An elevator is descending with uniform acceleration. In order to measure the acceleration, a person in the elevator drops a stone just when the elevator starts. The stone is 6 feet above the floor of the elevator when it is dropped. It is seen by the person that the stone strikes the floor of the elevator in 1 second.
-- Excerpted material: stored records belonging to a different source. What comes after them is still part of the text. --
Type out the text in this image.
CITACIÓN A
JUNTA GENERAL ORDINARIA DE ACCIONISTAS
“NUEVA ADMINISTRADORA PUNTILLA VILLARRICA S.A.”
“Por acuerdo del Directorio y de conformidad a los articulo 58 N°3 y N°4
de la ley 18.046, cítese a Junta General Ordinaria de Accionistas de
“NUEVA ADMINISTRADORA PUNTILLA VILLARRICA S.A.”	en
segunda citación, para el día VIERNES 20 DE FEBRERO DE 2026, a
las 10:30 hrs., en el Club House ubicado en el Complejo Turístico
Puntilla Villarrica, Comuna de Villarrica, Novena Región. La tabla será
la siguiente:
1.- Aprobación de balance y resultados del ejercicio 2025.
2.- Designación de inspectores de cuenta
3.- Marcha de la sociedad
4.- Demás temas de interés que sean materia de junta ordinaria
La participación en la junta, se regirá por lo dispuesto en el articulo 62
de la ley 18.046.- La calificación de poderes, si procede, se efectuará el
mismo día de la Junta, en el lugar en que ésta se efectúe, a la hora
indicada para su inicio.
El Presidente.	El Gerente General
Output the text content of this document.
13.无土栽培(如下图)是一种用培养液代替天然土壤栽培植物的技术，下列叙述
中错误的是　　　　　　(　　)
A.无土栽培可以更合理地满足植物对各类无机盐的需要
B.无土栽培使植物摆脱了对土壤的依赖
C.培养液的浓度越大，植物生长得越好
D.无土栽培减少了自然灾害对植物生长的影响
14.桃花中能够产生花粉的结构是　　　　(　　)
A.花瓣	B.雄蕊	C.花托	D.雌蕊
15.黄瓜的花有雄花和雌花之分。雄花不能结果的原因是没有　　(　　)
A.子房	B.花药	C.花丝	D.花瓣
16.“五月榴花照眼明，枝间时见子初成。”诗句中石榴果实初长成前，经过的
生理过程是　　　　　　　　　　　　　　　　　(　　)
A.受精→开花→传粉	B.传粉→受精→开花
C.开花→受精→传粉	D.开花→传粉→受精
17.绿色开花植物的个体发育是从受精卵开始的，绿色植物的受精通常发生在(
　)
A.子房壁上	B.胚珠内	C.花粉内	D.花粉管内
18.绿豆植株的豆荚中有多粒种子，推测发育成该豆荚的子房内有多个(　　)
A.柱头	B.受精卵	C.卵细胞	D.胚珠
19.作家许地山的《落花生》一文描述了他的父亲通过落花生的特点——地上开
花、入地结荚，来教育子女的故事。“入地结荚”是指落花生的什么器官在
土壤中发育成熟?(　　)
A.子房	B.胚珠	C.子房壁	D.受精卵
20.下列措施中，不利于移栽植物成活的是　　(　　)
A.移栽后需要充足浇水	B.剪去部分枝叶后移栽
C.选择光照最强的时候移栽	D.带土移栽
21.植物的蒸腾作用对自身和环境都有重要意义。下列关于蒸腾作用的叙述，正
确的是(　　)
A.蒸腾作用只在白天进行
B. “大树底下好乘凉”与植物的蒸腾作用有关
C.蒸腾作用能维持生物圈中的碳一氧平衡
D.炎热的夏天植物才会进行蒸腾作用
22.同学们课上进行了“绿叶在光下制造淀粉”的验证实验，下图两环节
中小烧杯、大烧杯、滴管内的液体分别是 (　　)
What can you say about the acceleration of the elevator ? |
$20 ft/s^2$ $372 ft/s^2$ $215 ft/s^2$ $37.2 ft/s^2$ |
$20 ft/s^2$ |
Acceleration of the elevator : $a$ Acceleration of the stone w.r.t. the ground : $g$ Acceleration of the stone w.t.t. the elevator : $a_{stone/elevator}$ $a_{stone/elevator} = g - a$ = $9.8 m/s^2 - a$ = $32 ft/s^2 - a \text{ ... [9.8 m/s^2 = 32 ft/s^2]} $ Displacement : s = 6 ft Time taken : t = 1 Initial velocity : u = 0 $\text{ Using} : S = ut + \frac{1}{2} at^2$ $6 = 0*1 + \frac{1}{2}(32-a)*1^2$ $6 = \frac{1}{2}(32-a)$ $a = 20 ft/s^2$ |